Gingipain and oncostatin M synergistically disrupt kidney tight junctions in periodontitis-associated acute kidney injury
Background
Acute kidney injury (AKI) is characterized by rapid renal decline. Periodontitis, a chronic oral inflammatory disease, is increasingly associated with renal dysfunction. Although periodontitis is recognized as a contributor to kidney damage, the mechanisms linking it to AKI remain unclear.
Methods
This study explored the effects of Porphyromonas gingivalis (P. gingivalis) W83-infected periodontitis on AKI in C57BL/6J mice, using ischemia-reperfusion injury 55 days post-infection. Gingipain inhibitors, KYT-1 and KYT-36, were applied.
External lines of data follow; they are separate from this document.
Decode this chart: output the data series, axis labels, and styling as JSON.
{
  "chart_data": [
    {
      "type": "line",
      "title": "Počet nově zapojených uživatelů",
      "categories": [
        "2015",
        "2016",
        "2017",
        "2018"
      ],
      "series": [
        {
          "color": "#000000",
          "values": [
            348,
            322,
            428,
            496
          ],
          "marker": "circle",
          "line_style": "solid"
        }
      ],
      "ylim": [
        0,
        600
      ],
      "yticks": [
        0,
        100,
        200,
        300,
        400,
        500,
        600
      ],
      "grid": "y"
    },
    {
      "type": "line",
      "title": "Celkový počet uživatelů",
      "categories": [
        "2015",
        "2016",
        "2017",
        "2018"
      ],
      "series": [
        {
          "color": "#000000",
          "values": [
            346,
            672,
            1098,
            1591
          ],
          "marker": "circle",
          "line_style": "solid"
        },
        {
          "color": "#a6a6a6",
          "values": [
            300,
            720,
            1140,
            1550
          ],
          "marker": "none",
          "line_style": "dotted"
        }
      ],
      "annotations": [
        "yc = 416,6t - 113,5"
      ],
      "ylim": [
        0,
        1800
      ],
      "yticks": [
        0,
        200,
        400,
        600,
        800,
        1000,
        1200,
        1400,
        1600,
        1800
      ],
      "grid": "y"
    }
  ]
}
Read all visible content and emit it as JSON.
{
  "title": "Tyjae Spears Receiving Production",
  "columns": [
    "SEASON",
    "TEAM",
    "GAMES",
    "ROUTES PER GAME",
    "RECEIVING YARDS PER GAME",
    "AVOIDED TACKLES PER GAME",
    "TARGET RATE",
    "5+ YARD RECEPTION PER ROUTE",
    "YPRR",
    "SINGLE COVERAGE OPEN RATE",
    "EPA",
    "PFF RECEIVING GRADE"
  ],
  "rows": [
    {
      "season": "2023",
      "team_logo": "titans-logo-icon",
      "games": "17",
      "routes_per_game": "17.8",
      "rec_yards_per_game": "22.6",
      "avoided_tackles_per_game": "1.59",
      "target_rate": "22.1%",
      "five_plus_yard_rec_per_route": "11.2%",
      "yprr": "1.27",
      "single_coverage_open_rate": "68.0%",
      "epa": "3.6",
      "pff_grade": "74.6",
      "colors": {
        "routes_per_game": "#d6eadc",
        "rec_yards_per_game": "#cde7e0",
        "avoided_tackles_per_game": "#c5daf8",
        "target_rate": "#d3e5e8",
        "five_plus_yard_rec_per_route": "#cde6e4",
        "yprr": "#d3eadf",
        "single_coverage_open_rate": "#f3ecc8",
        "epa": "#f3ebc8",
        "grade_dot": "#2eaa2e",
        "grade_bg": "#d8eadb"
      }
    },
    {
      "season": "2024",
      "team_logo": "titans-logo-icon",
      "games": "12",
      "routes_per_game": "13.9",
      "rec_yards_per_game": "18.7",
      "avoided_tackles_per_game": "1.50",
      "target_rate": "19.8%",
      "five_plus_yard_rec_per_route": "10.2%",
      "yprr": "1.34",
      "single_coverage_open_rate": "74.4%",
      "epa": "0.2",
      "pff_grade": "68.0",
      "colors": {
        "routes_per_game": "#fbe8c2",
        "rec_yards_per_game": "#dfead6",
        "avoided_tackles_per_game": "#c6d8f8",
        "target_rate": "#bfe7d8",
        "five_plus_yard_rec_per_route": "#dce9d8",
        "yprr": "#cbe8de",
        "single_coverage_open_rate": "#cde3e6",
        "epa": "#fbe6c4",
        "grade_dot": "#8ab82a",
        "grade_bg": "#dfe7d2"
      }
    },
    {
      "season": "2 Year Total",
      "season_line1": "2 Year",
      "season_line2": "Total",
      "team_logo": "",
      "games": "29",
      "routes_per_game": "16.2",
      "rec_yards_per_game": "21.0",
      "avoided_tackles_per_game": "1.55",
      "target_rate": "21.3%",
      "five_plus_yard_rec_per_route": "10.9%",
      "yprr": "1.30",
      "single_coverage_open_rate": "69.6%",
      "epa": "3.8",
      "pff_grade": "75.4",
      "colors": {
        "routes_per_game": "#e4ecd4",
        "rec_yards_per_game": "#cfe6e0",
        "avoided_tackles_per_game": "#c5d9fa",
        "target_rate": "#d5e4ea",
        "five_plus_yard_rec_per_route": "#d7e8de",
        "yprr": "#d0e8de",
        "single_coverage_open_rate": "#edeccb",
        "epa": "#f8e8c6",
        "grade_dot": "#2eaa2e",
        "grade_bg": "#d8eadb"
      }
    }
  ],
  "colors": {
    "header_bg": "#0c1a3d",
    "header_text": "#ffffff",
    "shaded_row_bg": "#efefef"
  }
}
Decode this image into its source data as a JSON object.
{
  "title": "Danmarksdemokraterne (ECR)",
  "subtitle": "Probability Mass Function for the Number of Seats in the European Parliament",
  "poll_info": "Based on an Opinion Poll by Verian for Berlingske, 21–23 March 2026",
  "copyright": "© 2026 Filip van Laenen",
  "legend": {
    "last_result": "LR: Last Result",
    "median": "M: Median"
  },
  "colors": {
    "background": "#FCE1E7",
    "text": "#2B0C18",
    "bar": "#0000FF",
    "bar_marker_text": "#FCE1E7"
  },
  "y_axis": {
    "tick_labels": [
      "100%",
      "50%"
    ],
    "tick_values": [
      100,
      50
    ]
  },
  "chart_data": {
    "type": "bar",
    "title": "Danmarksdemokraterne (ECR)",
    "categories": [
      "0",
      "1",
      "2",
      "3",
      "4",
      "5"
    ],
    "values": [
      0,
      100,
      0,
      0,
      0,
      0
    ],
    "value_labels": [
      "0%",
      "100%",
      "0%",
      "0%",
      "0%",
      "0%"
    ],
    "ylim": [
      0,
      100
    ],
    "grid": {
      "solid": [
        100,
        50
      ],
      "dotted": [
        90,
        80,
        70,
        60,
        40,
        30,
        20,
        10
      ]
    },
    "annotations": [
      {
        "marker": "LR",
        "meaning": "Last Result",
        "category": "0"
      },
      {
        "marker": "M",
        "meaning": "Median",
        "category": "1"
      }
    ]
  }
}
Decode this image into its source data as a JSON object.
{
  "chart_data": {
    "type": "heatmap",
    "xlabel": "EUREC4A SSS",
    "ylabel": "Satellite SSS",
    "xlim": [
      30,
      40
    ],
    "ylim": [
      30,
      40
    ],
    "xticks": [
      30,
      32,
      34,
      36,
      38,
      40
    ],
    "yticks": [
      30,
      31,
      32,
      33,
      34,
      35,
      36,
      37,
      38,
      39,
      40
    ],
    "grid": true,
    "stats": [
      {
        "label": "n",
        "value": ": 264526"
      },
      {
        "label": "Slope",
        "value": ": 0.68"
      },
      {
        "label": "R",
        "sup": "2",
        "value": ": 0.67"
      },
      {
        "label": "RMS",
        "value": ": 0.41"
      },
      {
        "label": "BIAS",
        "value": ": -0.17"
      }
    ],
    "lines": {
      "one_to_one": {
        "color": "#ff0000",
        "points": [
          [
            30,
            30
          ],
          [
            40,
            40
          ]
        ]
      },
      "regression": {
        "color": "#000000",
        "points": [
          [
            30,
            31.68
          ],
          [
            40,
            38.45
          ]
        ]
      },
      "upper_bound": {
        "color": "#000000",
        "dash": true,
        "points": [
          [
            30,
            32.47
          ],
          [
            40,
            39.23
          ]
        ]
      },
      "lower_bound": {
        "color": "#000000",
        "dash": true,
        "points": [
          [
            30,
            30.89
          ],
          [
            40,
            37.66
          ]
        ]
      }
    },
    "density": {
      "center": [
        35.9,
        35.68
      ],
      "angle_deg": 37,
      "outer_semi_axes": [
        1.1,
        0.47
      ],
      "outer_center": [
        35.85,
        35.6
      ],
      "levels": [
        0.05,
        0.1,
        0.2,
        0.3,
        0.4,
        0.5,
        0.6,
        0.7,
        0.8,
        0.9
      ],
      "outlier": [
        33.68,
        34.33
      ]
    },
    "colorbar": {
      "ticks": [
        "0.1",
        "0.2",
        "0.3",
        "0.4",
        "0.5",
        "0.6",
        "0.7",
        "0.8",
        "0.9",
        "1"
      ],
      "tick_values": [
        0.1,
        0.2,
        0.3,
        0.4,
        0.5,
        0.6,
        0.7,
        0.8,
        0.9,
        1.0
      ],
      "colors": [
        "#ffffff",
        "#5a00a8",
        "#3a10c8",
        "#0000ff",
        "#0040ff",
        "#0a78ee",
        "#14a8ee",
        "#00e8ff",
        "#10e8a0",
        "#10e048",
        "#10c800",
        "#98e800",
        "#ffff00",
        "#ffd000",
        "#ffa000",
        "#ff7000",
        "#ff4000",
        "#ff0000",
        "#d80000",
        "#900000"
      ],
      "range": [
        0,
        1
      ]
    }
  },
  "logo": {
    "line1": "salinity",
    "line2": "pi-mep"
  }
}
Detection of P. gingivalis was performed using quantitative real-time polymerase chain reaction (qRT-PCR) and PCR, while transcriptome sequencing, qRT-PCR, immunohistochemistry, and immunofluorescence staining assessed renal damage. In vitro, HK-2 cells were exposed to P. gingivalis at a multiplicity of infection of 10 for 48 h, with inhibition by gingipain or oncostatin M (OSM). Disruption of tight junctions (TJs) was quantified using qRT-PCR, transepithelial electrical resistance, and cell counting kit-8 assays.
Results
Periodontitis worsened AKI, linked to P. gingivalis infection and renal TJ disruption in the kidney. P. gingivalis infection activated OSM expression, which correlated positively with gingipain. Significantly, OSM and gingipain might collaboratively contribute to the damage of renal TJs, with the reduced expression of TJ proteins. Suppressing gingipain activity presented itself as a protective strategy against the destruction of TJs and the attendant worsening of AKI due to periodontitis.
Conclusions
Our study enhances the understanding of the interplay between periodontitis and AKI, highlighting the harmful impact of P. gingivalis in AKI.